In April: 1992, Strain filed in state court an action against the school district and various individuals, alleging breach of contract because the school district failed to place Strain on probation prior to non-renewal, which he said was required by § 33-514. The state trial court granted, in part, the district's motion for summary judgment, but held that a triable issue of fact existed as to Strain's entitlement to a period of probation prior to non-renewal and whether the district failed to provide him with adequate notice of the reasons for its decision not to reemploy him. (This order was issued in May, 1993, prior to the Idaho Supreme Court's decision in Brown v. Caldwell School Dist., which was issued two years later in June, 1995.)

Instead of going to trial in state court, Strain asked and was granted leave to amend his complaint. When he added a 42 U.S.C. § 1983 claim against the school superintendent, the district promptly removed the action to United Stated District Court for the District of Idaho which had federal question jurisdiction.

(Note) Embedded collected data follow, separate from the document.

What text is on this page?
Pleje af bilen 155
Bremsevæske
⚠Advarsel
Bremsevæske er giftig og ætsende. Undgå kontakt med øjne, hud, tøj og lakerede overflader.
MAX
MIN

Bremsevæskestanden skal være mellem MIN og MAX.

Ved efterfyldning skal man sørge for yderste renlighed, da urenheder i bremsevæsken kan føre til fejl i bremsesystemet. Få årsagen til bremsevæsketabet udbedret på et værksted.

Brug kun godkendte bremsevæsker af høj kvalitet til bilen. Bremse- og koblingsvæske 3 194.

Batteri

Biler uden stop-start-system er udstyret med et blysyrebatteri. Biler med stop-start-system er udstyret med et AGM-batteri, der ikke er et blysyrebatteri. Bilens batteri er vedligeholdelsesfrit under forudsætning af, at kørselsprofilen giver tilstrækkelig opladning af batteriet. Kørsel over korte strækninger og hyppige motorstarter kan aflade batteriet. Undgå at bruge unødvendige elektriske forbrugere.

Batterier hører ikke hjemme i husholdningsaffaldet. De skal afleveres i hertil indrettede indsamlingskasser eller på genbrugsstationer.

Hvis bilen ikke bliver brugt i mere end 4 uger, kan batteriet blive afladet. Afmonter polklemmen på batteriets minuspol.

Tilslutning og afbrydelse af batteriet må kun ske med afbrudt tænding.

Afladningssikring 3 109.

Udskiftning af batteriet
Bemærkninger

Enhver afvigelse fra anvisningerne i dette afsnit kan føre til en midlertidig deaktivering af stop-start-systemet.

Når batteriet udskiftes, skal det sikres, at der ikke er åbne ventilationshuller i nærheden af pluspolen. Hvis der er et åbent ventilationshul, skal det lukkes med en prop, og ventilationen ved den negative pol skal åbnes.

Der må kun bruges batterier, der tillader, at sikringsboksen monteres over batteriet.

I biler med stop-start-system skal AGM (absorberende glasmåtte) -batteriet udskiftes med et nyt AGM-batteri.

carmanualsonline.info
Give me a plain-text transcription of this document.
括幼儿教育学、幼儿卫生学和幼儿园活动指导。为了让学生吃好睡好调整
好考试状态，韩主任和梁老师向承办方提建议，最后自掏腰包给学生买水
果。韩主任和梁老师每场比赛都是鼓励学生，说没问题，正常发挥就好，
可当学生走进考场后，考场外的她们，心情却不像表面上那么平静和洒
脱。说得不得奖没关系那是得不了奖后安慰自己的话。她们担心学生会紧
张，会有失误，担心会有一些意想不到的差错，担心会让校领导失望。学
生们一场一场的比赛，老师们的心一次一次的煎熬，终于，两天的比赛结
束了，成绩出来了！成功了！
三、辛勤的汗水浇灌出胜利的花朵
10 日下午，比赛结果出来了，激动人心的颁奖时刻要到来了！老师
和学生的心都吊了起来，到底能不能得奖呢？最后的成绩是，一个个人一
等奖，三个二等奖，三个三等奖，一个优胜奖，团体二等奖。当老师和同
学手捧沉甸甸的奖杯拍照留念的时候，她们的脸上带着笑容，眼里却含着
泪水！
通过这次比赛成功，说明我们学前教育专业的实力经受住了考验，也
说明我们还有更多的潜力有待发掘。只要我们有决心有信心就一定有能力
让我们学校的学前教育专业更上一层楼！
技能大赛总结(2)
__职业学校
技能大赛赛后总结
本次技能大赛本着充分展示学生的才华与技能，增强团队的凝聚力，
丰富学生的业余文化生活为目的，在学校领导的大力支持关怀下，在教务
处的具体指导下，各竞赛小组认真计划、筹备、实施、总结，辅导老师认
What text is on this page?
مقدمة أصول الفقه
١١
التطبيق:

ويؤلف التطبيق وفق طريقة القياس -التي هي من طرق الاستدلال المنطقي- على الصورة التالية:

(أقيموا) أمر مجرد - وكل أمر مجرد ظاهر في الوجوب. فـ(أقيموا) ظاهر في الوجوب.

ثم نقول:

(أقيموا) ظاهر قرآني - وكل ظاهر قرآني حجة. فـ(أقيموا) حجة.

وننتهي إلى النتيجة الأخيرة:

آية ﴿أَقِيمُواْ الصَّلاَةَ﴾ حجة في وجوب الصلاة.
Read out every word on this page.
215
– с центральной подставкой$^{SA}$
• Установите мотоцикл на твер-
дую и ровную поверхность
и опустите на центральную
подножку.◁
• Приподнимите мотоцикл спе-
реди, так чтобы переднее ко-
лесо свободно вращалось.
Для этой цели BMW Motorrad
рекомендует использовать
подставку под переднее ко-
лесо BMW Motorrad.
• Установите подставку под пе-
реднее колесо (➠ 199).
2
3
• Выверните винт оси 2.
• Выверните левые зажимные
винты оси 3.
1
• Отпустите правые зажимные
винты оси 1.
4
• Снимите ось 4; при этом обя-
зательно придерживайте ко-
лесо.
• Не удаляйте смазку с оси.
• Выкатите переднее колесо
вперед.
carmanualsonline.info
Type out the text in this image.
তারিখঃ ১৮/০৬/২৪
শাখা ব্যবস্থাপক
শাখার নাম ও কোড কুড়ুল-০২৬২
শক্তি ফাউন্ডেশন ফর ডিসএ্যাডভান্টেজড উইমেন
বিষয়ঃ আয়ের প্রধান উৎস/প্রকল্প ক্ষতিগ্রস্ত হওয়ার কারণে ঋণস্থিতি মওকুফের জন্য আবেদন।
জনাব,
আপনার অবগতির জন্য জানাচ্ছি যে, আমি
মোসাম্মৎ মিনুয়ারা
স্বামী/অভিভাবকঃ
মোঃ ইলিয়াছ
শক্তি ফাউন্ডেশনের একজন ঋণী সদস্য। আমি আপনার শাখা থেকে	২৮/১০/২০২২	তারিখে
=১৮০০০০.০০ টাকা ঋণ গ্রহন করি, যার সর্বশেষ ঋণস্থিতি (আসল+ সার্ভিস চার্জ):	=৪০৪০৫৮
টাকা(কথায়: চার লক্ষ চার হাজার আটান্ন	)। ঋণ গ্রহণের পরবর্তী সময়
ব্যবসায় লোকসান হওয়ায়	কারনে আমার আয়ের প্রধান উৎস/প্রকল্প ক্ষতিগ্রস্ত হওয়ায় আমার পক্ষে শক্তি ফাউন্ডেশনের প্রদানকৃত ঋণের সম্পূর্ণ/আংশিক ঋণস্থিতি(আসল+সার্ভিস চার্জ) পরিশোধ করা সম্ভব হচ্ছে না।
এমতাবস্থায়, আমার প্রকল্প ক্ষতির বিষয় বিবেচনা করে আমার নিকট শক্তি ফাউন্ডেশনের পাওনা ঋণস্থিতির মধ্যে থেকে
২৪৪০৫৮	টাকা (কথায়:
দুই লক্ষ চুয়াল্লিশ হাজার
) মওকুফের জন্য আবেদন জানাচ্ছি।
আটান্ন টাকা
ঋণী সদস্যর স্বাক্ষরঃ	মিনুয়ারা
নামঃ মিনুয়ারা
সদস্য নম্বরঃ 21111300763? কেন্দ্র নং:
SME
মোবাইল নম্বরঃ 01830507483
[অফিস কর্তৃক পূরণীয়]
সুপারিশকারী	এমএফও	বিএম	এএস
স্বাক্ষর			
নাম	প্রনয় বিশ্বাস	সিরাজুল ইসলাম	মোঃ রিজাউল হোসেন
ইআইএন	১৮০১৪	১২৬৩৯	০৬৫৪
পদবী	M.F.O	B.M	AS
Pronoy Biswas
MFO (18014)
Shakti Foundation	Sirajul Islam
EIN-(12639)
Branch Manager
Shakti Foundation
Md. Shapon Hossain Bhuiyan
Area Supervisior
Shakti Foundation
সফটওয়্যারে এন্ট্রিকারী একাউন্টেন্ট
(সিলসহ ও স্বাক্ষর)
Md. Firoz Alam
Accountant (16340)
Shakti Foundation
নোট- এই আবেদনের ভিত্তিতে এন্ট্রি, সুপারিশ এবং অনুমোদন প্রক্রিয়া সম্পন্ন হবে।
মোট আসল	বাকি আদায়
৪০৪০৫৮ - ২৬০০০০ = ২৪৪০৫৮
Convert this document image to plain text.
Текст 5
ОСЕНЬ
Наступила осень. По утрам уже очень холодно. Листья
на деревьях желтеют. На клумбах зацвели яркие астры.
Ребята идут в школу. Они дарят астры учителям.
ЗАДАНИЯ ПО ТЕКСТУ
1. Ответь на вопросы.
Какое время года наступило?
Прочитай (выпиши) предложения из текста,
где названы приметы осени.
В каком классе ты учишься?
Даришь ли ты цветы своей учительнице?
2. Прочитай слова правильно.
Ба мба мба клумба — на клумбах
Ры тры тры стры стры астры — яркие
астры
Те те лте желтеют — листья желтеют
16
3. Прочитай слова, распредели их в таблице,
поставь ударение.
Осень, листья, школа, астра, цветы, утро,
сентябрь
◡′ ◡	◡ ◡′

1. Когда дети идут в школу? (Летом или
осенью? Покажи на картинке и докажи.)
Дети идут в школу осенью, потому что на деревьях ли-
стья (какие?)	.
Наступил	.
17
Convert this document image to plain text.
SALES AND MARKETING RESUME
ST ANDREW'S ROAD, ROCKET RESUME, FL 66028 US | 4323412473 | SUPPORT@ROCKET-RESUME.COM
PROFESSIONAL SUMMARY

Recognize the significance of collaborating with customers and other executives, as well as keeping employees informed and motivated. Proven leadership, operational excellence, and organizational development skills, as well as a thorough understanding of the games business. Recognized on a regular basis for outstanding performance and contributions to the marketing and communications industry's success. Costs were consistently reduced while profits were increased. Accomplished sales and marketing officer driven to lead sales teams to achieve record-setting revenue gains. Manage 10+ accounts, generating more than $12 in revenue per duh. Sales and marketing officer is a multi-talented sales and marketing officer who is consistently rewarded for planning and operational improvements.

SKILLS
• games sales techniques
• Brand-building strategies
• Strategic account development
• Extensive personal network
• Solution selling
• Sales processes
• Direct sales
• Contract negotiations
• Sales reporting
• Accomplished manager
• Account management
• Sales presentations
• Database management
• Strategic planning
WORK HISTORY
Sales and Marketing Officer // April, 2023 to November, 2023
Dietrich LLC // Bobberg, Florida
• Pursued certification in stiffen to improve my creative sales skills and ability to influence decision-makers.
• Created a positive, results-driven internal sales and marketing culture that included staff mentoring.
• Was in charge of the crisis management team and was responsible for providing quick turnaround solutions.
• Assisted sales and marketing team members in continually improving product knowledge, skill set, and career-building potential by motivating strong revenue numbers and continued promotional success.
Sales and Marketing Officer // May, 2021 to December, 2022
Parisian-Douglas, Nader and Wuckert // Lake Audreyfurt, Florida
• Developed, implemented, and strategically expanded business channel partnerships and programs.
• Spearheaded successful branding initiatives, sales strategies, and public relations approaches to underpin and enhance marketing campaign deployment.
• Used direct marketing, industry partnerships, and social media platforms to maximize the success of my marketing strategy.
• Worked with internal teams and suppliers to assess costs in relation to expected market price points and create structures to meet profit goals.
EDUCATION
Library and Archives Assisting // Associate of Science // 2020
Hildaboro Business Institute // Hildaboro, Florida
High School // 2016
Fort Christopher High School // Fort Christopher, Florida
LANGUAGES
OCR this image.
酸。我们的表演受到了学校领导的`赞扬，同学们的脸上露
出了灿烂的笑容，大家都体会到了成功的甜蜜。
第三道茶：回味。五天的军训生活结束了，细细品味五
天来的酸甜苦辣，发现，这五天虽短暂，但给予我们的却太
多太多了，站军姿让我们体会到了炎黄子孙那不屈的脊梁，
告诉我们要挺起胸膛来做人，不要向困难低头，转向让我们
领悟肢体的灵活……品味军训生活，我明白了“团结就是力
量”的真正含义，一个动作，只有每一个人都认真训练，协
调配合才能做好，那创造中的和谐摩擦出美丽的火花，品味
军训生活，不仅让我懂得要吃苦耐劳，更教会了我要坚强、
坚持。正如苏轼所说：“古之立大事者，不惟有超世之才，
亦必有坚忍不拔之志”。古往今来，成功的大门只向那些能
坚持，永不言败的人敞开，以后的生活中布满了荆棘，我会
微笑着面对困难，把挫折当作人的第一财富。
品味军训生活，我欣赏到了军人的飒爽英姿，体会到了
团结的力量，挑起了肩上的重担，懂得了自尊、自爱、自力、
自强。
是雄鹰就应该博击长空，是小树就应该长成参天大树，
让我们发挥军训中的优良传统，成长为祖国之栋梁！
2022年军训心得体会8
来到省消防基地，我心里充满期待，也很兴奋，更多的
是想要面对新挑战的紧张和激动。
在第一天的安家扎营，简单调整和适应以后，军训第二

Upon the school district's motion, the § 1983 claim was removed from the case and the district court proceded to trial.

After a three day trial, the jury found that the school district did not breach its contract with Strain, either by failing to offer him probation prior to nonrenewal or by failing to give him a list of sufficient reasons for non-renewal.

The district court denied Strain's post trial motions and Strain timely filed his Notice of Appeal. He appeals both the judgment on the verdict and the order denying his motion for a new

STANDARD OF REVIEW

This court reviews de novo the district court's denial of a renewed motion for a judgment as a matter of law (formerly a judgment notwithstanding the verdict, or JNOV). Forrett v. Richardson, 112 F.3d 416, 419 (9th Cir.1997).